R2C2-Coder: Enhancing and Benchmarking Real-world Repository-level Code Completion Abilities of Code Large Language Models

Ken Deng,Jiaheng Liu,He Zhu,Congnan Liu,Jingxin Li,Jiakai Wang,Peng Zhao,Chenchen Zhang,Yanan Wu,Xueqiao Yin,Yuanxing Zhang,Wenbo Su,Bangyu Xiang,Tiezheng Ge,Bo Zheng
2024-06-04
Abstract:Code completion models have made significant progress in recent years. Recently, repository-level code completion has drawn more attention in modern software development, and several baseline methods and benchmarks have been proposed. However, existing repository-level code completion methods often fall short of fully using the extensive context of a project repository, such as the intricacies of relevant files and class hierarchies. Besides, the existing benchmarks usually focus on limited code completion scenarios, which cannot reflect the repository-level code completion abilities well of existing methods. To address these limitations, we propose the R2C2-Coder to enhance and benchmark the real-world repository-level code completion abilities of code Large Language Models, where the R2C2-Coder includes a code prompt construction method R2C2-Enhance and a well-designed benchmark R2C2-Bench. Specifically, first, in R2C2-Enhance, we first construct the candidate retrieval pool and then assemble the completion prompt by retrieving from the retrieval pool for each completion cursor position. Second, based on R2C2 -Enhance, we can construct a more challenging and diverse R2C2-Bench with training, validation and test splits, where a context perturbation strategy is proposed to simulate the real-world repository-level code completion well. Extensive results on multiple benchmarks demonstrate the effectiveness of our R2C2-Coder.

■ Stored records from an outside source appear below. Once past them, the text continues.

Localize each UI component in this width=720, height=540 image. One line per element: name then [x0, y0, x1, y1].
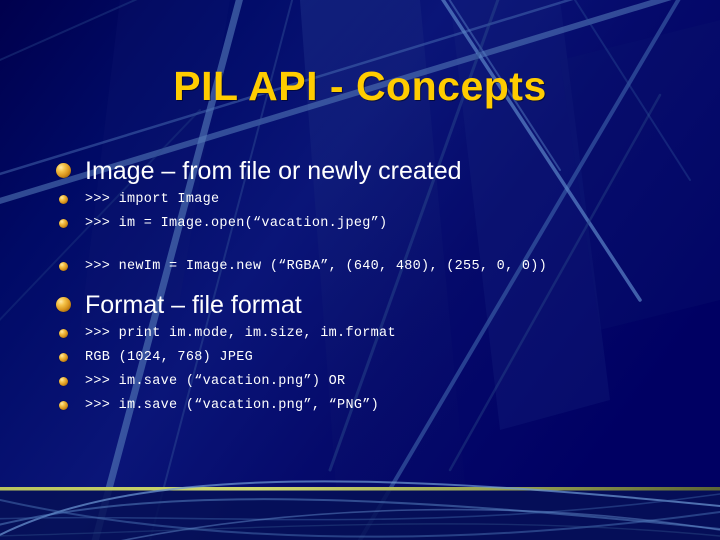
- code-line-item: >>> print im.mode, im.size, im.format: [56, 322, 676, 345]
- sub-bullet-sphere-icon: [59, 353, 68, 362]
- code-print-attrs: >>> print im.mode, im.size, im.format: [85, 326, 396, 341]
- code-im-save-2: >>> im.save (“vacation.png”, “PNG”): [85, 398, 380, 413]
- page-title: PIL API - Concepts: [173, 63, 547, 109]
- code-import-image: >>> import Image: [85, 192, 220, 207]
- sub-bullet-sphere-icon: [59, 401, 68, 410]
- code-image-open: >>> im = Image.open(“vacation.jpeg”): [85, 216, 388, 231]
- code-line-item: RGB (1024, 768) JPEG: [56, 346, 676, 369]
- bullet-format: Format – file format: [85, 291, 302, 319]
- code-line-item: >>> im = Image.open(“vacation.jpeg”): [56, 212, 676, 235]
- code-line-item: >>> im.save (“vacation.png”, “PNG”): [56, 394, 676, 417]
- bullet-sphere-icon: [56, 297, 71, 312]
- presentation-slide: PIL API - Concepts Image – from file or …: [0, 0, 720, 540]
- bullet-sphere-icon: [56, 163, 71, 178]
- sub-bullet-sphere-icon: [59, 195, 68, 204]
- sub-bullet-sphere-icon: [59, 262, 68, 271]
- slide-body-content: Image – from file or newly created >>> im…: [56, 156, 676, 418]
- code-line-item: >>> im.save (“vacation.png”) OR: [56, 370, 676, 393]
- code-line-item: >>> import Image: [56, 188, 676, 211]
- sub-bullet-sphere-icon: [59, 377, 68, 386]
- sub-bullet-sphere-icon: [59, 219, 68, 228]
- code-image-new: >>> newIm = Image.new (“RGBA”, (640, 480…: [85, 259, 548, 274]
- code-im-save-1: >>> im.save (“vacation.png”) OR: [85, 374, 346, 389]
- slide-title-container: PIL API - Concepts: [0, 62, 720, 110]
- bullet-item: Format – file format: [56, 290, 676, 320]
- sub-bullet-sphere-icon: [59, 329, 68, 338]
- code-output-attrs: RGB (1024, 768) JPEG: [85, 350, 254, 365]
- bullet-image: Image – from file or newly created: [85, 157, 462, 185]
- bullet-item: Image – from file or newly created: [56, 156, 676, 186]
- code-line-item: >>> newIm = Image.new (“RGBA”, (640, 480…: [56, 255, 676, 278]
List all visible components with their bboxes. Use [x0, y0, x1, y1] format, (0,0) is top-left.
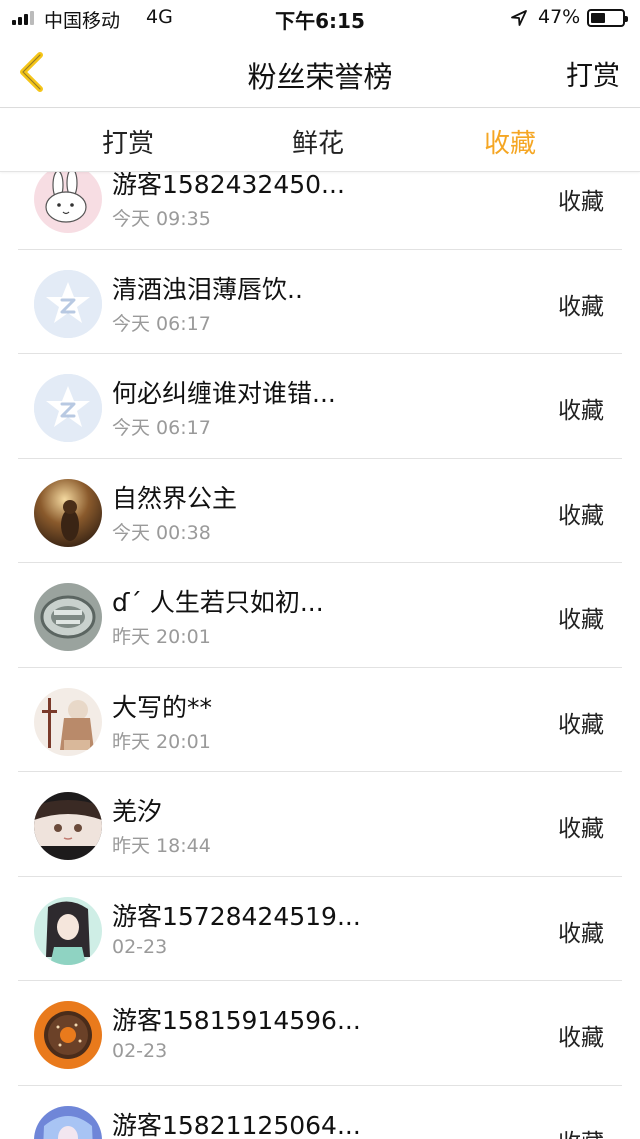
list-item[interactable]: 羌汐 昨天 18:44 收藏	[0, 772, 640, 877]
location-arrow-icon	[511, 10, 527, 26]
fan-action-label: 收藏	[558, 1025, 604, 1051]
fan-action-label: 收藏	[558, 607, 604, 633]
list-item[interactable]: 游客1582432450... 今天 09:35 收藏	[0, 172, 640, 250]
fan-action-label: 收藏	[558, 189, 604, 215]
fan-time: 今天 06:17	[112, 312, 211, 335]
fan-name: 游客15815914596...	[112, 1006, 361, 1035]
list-item[interactable]: 游客15815914596... 02-23 收藏	[0, 981, 640, 1086]
fan-name: 羌汐	[112, 797, 163, 826]
fan-name: 何必纠缠谁对谁错...	[112, 379, 336, 408]
fan-name: ɗ´ 人生若只如初...	[112, 588, 324, 617]
fan-name: 自然界公主	[112, 483, 238, 513]
fan-action-label: 收藏	[558, 293, 604, 320]
list-item[interactable]: 大写的** 昨天 20:01 收藏	[0, 668, 640, 772]
avatar	[34, 583, 102, 651]
fan-action-label: 收藏	[558, 1123, 604, 1139]
fan-name: 清酒浊泪薄唇饮..	[112, 274, 303, 304]
fan-time: 昨天 20:01	[112, 626, 211, 648]
avatar	[34, 172, 102, 233]
fan-time: 02-23	[112, 935, 168, 958]
nav-bar: 粉丝荣誉榜 打赏	[0, 36, 640, 108]
fan-list[interactable]: 游客1582432450... 今天 09:35 收藏 清酒浊泪薄唇饮.. 今天…	[0, 172, 640, 1139]
fan-time: 今天 09:35	[112, 208, 211, 230]
tab-flowers[interactable]: 鲜花	[248, 123, 388, 160]
battery-icon	[587, 9, 628, 27]
fan-name: 游客15821125064...	[112, 1110, 361, 1139]
fan-action-label: 收藏	[558, 502, 604, 529]
tab-favorites[interactable]: 收藏	[440, 123, 580, 160]
avatar	[34, 374, 102, 442]
avatar	[34, 1001, 102, 1069]
avatar	[34, 896, 102, 965]
list-item[interactable]: 何必纠缠谁对谁错... 今天 06:17 收藏	[0, 354, 640, 459]
fan-action-label: 收藏	[558, 816, 604, 842]
reward-button[interactable]: 打赏	[566, 54, 620, 93]
list-item[interactable]: 清酒浊泪薄唇饮.. 今天 06:17 收藏	[0, 250, 640, 354]
fan-time: 昨天 20:01	[112, 730, 211, 753]
avatar	[34, 1105, 102, 1139]
tab-bar: 打赏 鲜花 收藏	[0, 109, 640, 172]
fan-action-label: 收藏	[558, 711, 604, 738]
list-item[interactable]: 自然界公主 今天 00:38 收藏	[0, 459, 640, 563]
fan-name: 游客1582432450...	[112, 172, 345, 199]
avatar	[34, 792, 102, 860]
tab-reward[interactable]: 打赏	[58, 123, 198, 160]
avatar	[34, 478, 102, 547]
avatar	[34, 269, 102, 338]
fan-time: 今天 06:17	[112, 417, 211, 439]
list-item[interactable]: 游客15821125064... 收藏	[0, 1086, 640, 1139]
fan-action-label: 收藏	[558, 398, 604, 424]
fan-time: 昨天 18:44	[112, 835, 211, 857]
status-bar: 中国移动 4G 下午6:15 47%	[0, 0, 640, 36]
fan-time: 今天 00:38	[112, 521, 211, 544]
avatar	[34, 687, 102, 756]
fan-name: 游客15728424519...	[112, 901, 361, 931]
battery-percent: 47%	[538, 6, 581, 28]
page-title: 粉丝荣誉榜	[247, 60, 393, 94]
list-item[interactable]: ɗ´ 人生若只如初... 昨天 20:01 收藏	[0, 563, 640, 668]
fan-action-label: 收藏	[558, 920, 604, 947]
fan-time: 02-23	[112, 1040, 168, 1062]
fan-name: 大写的**	[112, 692, 213, 722]
list-item[interactable]: 游客15728424519... 02-23 收藏	[0, 877, 640, 981]
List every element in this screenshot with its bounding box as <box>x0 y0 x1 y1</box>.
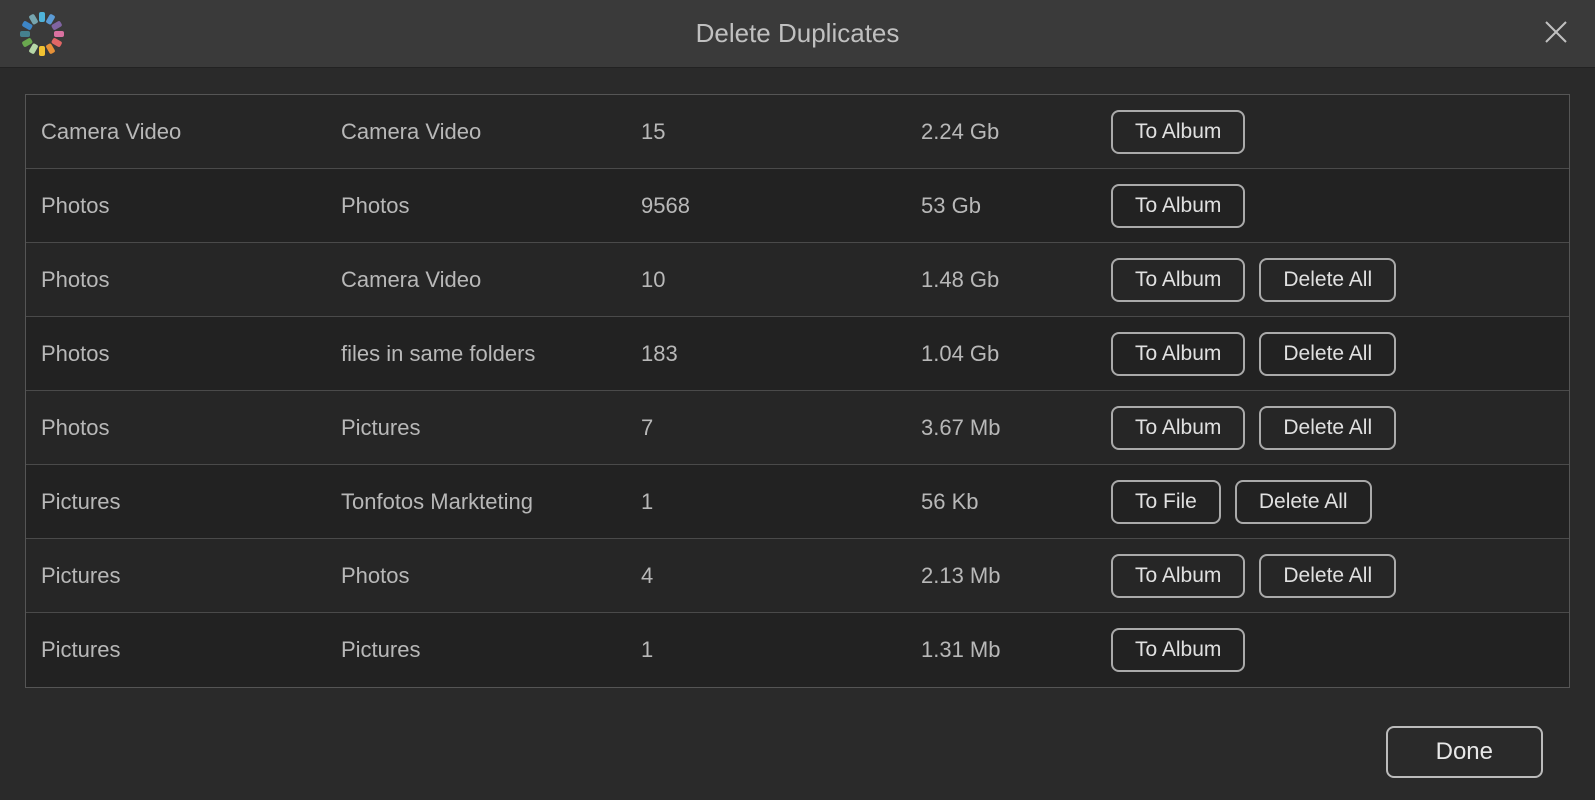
count-cell: 1 <box>641 637 921 663</box>
delete-all-button[interactable]: Delete All <box>1259 332 1396 376</box>
source-cell: Photos <box>41 341 341 367</box>
size-cell: 2.24 Gb <box>921 119 1111 145</box>
count-cell: 9568 <box>641 193 921 219</box>
source-cell: Camera Video <box>41 119 341 145</box>
source-cell: Photos <box>41 415 341 441</box>
row-actions: To Album <box>1111 628 1554 672</box>
table-row: PicturesPictures11.31 MbTo Album <box>26 613 1569 687</box>
table-row: PicturesTonfotos Markteting156 KbTo File… <box>26 465 1569 539</box>
target-cell: files in same folders <box>341 341 641 367</box>
dialog-title: Delete Duplicates <box>696 18 900 49</box>
target-cell: Camera Video <box>341 267 641 293</box>
row-actions: To File Delete All <box>1111 480 1554 524</box>
primary-action-button[interactable]: To Album <box>1111 258 1245 302</box>
primary-action-button[interactable]: To Album <box>1111 554 1245 598</box>
size-cell: 3.67 Mb <box>921 415 1111 441</box>
count-cell: 183 <box>641 341 921 367</box>
primary-action-button[interactable]: To Album <box>1111 332 1245 376</box>
source-cell: Photos <box>41 267 341 293</box>
target-cell: Photos <box>341 563 641 589</box>
table-row: Photosfiles in same folders1831.04 GbTo … <box>26 317 1569 391</box>
row-actions: To Album <box>1111 110 1554 154</box>
source-cell: Photos <box>41 193 341 219</box>
duplicates-table: Camera VideoCamera Video152.24 GbTo Albu… <box>25 94 1570 688</box>
primary-action-button[interactable]: To File <box>1111 480 1221 524</box>
target-cell: Camera Video <box>341 119 641 145</box>
primary-action-button[interactable]: To Album <box>1111 110 1245 154</box>
count-cell: 10 <box>641 267 921 293</box>
target-cell: Tonfotos Markteting <box>341 489 641 515</box>
row-actions: To Album Delete All <box>1111 332 1554 376</box>
size-cell: 1.31 Mb <box>921 637 1111 663</box>
size-cell: 1.48 Gb <box>921 267 1111 293</box>
row-actions: To Album <box>1111 184 1554 228</box>
count-cell: 4 <box>641 563 921 589</box>
table-row: PhotosPhotos956853 GbTo Album <box>26 169 1569 243</box>
target-cell: Pictures <box>341 415 641 441</box>
target-cell: Pictures <box>341 637 641 663</box>
delete-all-button[interactable]: Delete All <box>1259 554 1396 598</box>
table-row: PicturesPhotos42.13 MbTo Album Delete All <box>26 539 1569 613</box>
delete-all-button[interactable]: Delete All <box>1235 480 1372 524</box>
count-cell: 1 <box>641 489 921 515</box>
done-button[interactable]: Done <box>1386 726 1543 778</box>
row-actions: To Album Delete All <box>1111 258 1554 302</box>
dialog-footer: Done <box>1386 726 1543 778</box>
dialog-header: Delete Duplicates <box>0 0 1595 68</box>
count-cell: 7 <box>641 415 921 441</box>
primary-action-button[interactable]: To Album <box>1111 628 1245 672</box>
size-cell: 1.04 Gb <box>921 341 1111 367</box>
source-cell: Pictures <box>41 489 341 515</box>
source-cell: Pictures <box>41 637 341 663</box>
size-cell: 2.13 Mb <box>921 563 1111 589</box>
primary-action-button[interactable]: To Album <box>1111 406 1245 450</box>
target-cell: Photos <box>341 193 641 219</box>
size-cell: 53 Gb <box>921 193 1111 219</box>
dialog-content: Camera VideoCamera Video152.24 GbTo Albu… <box>0 68 1595 688</box>
delete-all-button[interactable]: Delete All <box>1259 258 1396 302</box>
delete-all-button[interactable]: Delete All <box>1259 406 1396 450</box>
close-button[interactable] <box>1542 18 1570 51</box>
table-row: Camera VideoCamera Video152.24 GbTo Albu… <box>26 95 1569 169</box>
table-row: PhotosPictures73.67 MbTo Album Delete All <box>26 391 1569 465</box>
primary-action-button[interactable]: To Album <box>1111 184 1245 228</box>
app-logo-icon <box>18 10 66 63</box>
row-actions: To Album Delete All <box>1111 406 1554 450</box>
table-row: PhotosCamera Video101.48 GbTo Album Delet… <box>26 243 1569 317</box>
size-cell: 56 Kb <box>921 489 1111 515</box>
row-actions: To Album Delete All <box>1111 554 1554 598</box>
count-cell: 15 <box>641 119 921 145</box>
source-cell: Pictures <box>41 563 341 589</box>
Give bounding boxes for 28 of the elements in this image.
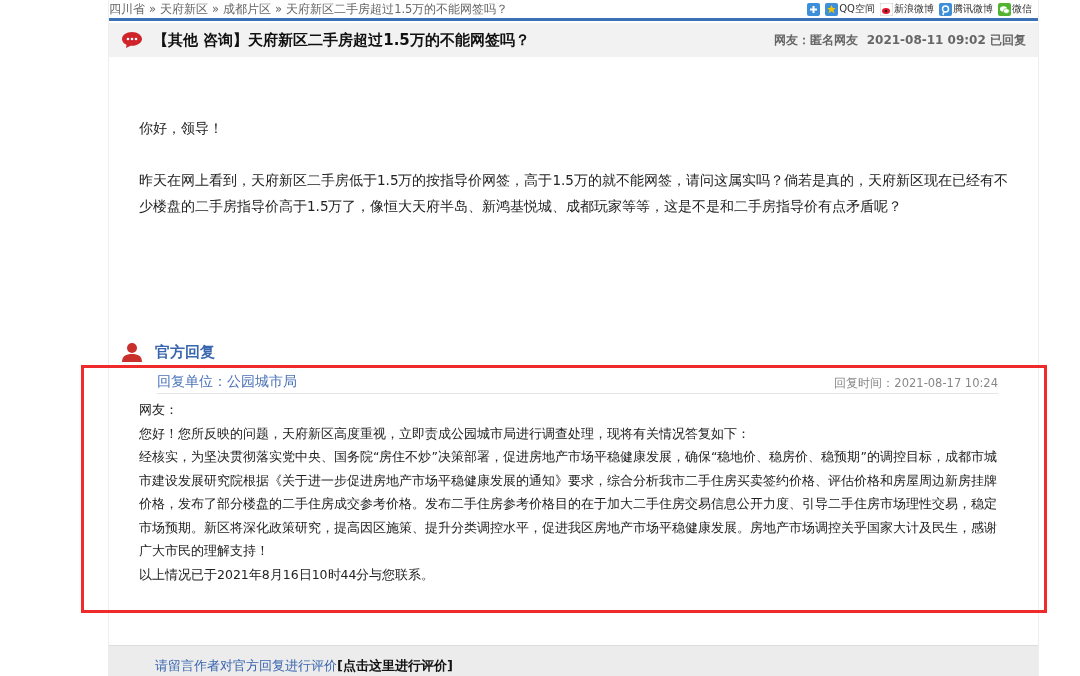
star-icon — [825, 2, 839, 16]
breadcrumb-link[interactable]: 成都片区 — [223, 1, 272, 17]
reply-paragraph: 您好！您所反映的问题，天府新区高度重视，立即责成公园城市局进行调查处理，现将有关情况答复如下： — [139, 424, 751, 443]
question-meta: 网友：匿名网友 2021-08-11 09:02 已回复 — [774, 31, 1026, 49]
share-link[interactable]: 新浪微博 — [880, 2, 934, 16]
reply-time: 回复时间：2021-08-17 10:24 — [834, 376, 998, 391]
reply-paragraph: 经核实，为坚决贯彻落实党中央、国务院“房住不炒”决策部署，促进房地产市场平稳健康发展，确保“稳地价、稳房价、稳预期”的调控目标，成都市城市建设发展研究院根据《关于进一步促进房地产市场平稳健康发展的通知》要求，综合分析我市二手住房买卖签约价格、评估价格和房屋周边新房挂牌价格，发布了部分楼盘的二手住房成交参考价格。发布二手住房参考价格目的在于加大二手住房交易信息公开力度、引导二手住房市场理性交易，稳定市场预期。新区将深化政策研究，提高因区施策、提升分类调控水平，促进我区房地产市场平稳健康发展。房地产市场调控关乎国家大计及民生，感谢广大市民的理解支持！ — [139, 448, 998, 560]
breadcrumb-link[interactable]: 天府新区 — [160, 1, 209, 17]
share-link[interactable]: QQ空间 — [825, 2, 875, 16]
reply-paragraph: 以上情况已于2021年8月16日10时44分与您联系。 — [139, 565, 436, 584]
share-link[interactable] — [807, 2, 821, 16]
reply-paragraph: 网友： — [139, 401, 179, 419]
question-title: 【其他 咨询】天府新区二手房超过1.5万的不能网签吗？ — [153, 30, 531, 50]
breadcrumb-link[interactable]: 四川省 — [109, 1, 145, 17]
reply-unit: 回复单位：公园城市局 — [157, 373, 297, 391]
reply-heading: 官方回复 — [155, 342, 215, 362]
share-link[interactable]: 腾讯微博 — [939, 2, 993, 16]
person-icon — [122, 342, 142, 362]
breadcrumb-separator: » — [149, 1, 157, 17]
breadcrumb-link[interactable]: 天府新区二手房超过1.5万的不能网签吗？ — [286, 1, 509, 17]
breadcrumb-separator: » — [275, 1, 283, 17]
question-paragraph: 昨天在网上看到，天府新区二手房低于1.5万的按指导价网签，高于1.5万的就不能网签，请问这属实吗？倘若是真的，天府新区现在已经有不少楼盘的二手房指导价高于1.5万了，像恒大天府半岛、新鸿基悦城、成都玩家等等，这是不是和二手房指导价有点矛盾呢？ — [139, 171, 1008, 216]
speech-bubble-icon — [121, 31, 143, 49]
breadcrumb-separator: » — [212, 1, 220, 17]
rating-link[interactable]: [点击这里进行评价] — [337, 657, 453, 675]
share-link[interactable]: 微信 — [998, 2, 1032, 16]
rating-prompt-link[interactable]: 请留言作者对官方回复进行评价 — [155, 657, 337, 675]
question-paragraph: 你好，领导！ — [139, 119, 224, 138]
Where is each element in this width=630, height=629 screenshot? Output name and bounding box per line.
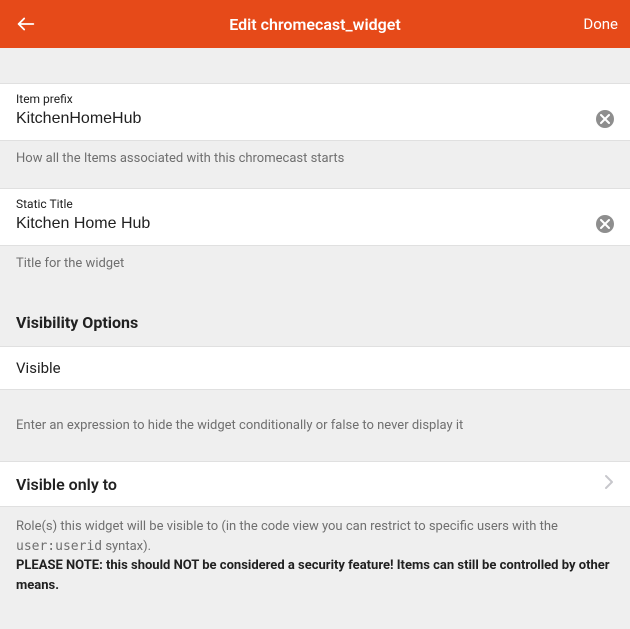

Computation and Language,Software Engineering
What problem does this paper attempt to address?
### Problems the Paper Aims to Solve This paper aims to address two main issues that existing code completion models face when dealing with project repository-level code completion: 1. **Insufficient Context Utilization**: Existing repository-level code completion methods often fail to fully utilize the extensive contextual information within a project repository, such as the complexity of related files and class hierarchies. These methods typically focus only on local and discrete information, neglecting the richer and more fundamental context within program semantics. 2. **Limited Benchmarking Scenarios**: Current benchmarks usually cover only limited code completion scenarios, failing to comprehensively reflect the performance of existing methods in repository-level code completion. This leads to an incomplete and unrealistic evaluation of model performance. To address these issues, the authors propose **R2C2-Coder**, which includes a code suggestion construction method **R2C2-Enhance** and a new benchmark **R2C2-Bench**. Specifically: - **R2C2-Enhance**: - **Candidate Retrieval Pool Construction**: Using parser generation tools (e.g., Tree-sitter) to extract abstract context from each file and fine-grained local information from code snippets to construct a candidate retrieval pool. - **Completion Suggestion Construction**: Generating retrieval queries based on the current cursor position, retrieving relevant context from the candidate retrieval pool, and combining it with the context of the current file to generate completion suggestions. - **R2C2-Bench**: - **Dataset Generation**: Collecting licensed repositories from GitHub to generate datasets containing training, validation, and test sets. - **Context Perturbation Strategy**: Introducing context perturbation strategies to simulate real-world repository-level code completion scenarios, enhancing the diversity and challenge of completion suggestions. Through these methods, R2C2-Coder aims to enhance and evaluate the code completion capabilities of large language models at the project repository level in real-world scenarios. Experimental results show that R2C2-Coder demonstrates significant effectiveness and efficiency across multiple benchmarks.